Dr. Pierpaolo Vivo's team aims at measuring and taming the complexity of the UK legal system advocating a new digital, network-based approach to the visualisation and quantitative analysis of legal provisions.

Disordered systems

The research activities of the group concentrate on the analysis and development of mathematical theories and models with which to describe the statics and dynamics of disordered (or “complex”) systems in physics, biology, financial markets, and computer science.

Physical Systems

In the domain of physical systems, the question of how to pack spheres optimally is familiar from everyday examples such as a greengrocer’s stack of oranges. But what if the spheres have a range of sizes, as happens for example in colloidal suspensions?

Protein interaction network

The definition and generation of good null models to assess the statistical relevance of observed features in protein interaction networks (PIN) is a well known problem in systems biology, where the aim is to understand how the structure of PINs relates to their biological functionality.

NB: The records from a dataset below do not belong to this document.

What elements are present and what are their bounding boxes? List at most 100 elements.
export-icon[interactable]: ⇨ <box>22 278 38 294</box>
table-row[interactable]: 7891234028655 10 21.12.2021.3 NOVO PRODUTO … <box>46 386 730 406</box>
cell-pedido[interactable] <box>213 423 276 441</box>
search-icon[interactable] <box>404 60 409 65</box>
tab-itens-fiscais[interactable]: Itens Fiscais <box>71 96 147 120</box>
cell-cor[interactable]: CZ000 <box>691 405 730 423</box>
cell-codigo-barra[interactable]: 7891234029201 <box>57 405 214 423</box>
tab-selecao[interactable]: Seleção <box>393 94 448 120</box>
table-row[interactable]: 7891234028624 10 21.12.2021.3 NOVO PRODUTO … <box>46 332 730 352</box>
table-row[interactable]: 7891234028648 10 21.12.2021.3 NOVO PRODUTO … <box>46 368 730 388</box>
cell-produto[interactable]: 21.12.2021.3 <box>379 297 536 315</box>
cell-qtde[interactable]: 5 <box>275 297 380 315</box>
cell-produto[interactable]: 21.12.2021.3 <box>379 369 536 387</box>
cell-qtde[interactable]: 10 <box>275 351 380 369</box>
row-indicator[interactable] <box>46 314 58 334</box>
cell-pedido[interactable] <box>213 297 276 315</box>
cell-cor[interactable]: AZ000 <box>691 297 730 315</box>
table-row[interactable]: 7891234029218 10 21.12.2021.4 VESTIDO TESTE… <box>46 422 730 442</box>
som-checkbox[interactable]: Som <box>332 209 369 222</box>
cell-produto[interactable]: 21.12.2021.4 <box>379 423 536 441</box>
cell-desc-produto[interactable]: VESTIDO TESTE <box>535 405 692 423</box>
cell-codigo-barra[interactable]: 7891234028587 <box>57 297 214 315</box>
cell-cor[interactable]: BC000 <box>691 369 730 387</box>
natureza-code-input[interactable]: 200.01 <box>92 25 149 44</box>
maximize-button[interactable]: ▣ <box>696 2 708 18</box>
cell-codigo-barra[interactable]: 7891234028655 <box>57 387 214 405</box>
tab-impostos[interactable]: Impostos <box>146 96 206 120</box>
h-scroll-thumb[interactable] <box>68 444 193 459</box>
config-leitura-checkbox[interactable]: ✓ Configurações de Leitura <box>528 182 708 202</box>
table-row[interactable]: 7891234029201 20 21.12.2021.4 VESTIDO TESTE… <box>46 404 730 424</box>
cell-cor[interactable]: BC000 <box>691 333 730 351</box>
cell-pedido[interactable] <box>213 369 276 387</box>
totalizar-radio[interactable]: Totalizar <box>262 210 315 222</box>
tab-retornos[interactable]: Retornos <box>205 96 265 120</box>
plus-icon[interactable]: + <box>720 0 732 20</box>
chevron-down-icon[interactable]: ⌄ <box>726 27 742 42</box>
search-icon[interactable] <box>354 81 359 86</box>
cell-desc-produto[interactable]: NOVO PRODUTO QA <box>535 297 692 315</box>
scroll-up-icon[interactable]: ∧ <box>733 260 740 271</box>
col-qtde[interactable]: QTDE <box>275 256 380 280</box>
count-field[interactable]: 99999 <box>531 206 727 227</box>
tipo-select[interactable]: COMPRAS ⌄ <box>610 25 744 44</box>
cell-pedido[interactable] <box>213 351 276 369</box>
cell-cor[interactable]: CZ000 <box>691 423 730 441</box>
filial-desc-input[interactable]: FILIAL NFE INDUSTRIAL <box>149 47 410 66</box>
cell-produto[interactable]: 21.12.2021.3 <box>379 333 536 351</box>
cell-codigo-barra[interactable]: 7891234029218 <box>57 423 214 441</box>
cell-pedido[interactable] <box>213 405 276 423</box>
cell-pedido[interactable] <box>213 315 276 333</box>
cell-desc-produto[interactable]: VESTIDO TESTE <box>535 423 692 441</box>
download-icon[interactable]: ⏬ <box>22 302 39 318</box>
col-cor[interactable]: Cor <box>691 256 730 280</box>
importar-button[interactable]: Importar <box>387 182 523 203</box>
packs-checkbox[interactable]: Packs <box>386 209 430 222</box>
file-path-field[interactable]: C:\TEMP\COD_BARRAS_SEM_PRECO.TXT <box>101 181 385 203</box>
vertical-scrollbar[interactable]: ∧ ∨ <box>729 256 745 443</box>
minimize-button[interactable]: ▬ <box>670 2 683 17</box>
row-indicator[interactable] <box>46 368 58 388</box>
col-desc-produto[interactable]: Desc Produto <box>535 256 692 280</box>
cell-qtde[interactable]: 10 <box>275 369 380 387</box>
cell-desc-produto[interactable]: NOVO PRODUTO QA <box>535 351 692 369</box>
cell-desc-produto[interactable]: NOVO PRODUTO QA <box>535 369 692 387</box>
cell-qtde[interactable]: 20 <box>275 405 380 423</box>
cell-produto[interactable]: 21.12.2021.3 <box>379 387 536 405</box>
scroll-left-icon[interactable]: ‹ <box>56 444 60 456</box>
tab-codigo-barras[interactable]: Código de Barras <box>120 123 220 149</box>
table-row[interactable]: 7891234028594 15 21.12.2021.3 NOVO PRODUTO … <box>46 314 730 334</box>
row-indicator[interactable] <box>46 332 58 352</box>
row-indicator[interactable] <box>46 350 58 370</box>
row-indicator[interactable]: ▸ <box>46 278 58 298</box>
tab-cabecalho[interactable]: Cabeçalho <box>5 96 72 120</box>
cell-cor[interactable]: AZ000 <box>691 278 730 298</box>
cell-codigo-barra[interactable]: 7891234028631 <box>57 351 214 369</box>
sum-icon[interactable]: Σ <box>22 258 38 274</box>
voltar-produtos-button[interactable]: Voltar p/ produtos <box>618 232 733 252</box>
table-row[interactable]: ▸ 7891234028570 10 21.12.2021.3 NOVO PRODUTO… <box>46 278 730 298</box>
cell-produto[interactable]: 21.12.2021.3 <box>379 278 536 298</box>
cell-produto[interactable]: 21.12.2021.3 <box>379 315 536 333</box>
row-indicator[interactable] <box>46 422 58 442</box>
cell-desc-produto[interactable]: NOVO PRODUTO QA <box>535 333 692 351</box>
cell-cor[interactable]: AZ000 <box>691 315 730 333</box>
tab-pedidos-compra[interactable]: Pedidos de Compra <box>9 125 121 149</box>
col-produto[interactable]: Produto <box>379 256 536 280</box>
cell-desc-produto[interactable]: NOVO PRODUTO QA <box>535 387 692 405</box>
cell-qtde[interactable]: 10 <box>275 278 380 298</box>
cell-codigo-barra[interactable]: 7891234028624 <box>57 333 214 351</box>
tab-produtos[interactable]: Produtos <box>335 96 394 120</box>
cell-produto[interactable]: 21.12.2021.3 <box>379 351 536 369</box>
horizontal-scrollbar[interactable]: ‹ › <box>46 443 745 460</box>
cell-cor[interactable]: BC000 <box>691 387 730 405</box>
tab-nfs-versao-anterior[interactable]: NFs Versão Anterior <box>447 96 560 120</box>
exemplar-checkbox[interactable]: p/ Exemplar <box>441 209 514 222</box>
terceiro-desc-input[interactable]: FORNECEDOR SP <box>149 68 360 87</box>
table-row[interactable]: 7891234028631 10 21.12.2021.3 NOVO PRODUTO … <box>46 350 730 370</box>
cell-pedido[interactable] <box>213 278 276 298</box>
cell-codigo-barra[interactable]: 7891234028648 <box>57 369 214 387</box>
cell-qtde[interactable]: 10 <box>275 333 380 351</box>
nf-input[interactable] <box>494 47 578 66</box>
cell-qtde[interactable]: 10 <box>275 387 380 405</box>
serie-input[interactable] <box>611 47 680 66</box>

Sparse Symmetric Random Matrices

A collaboration between group members prof. Reimer Kuehn and Dr. Perez Castillo and international collaborators also led to a breakthrough in the spectral problem for sparse symmetric random matrices, allowing to efficiently compute spectral densities of such systems in the limit of large matrix size to any desired accuracy – more than 20 years after a solution to this problem was first attempted.

Universal Glassy Low-Temperature Anomalies

Prof. Reimer Kühn has provided the first formulation of a microscopic model to describe the emergence of the universal glassy low-temperature anomalies, including an understanding of the origin of the mysterious so-called quantitative universality – a problem that had been open since its formulation in the late 80s.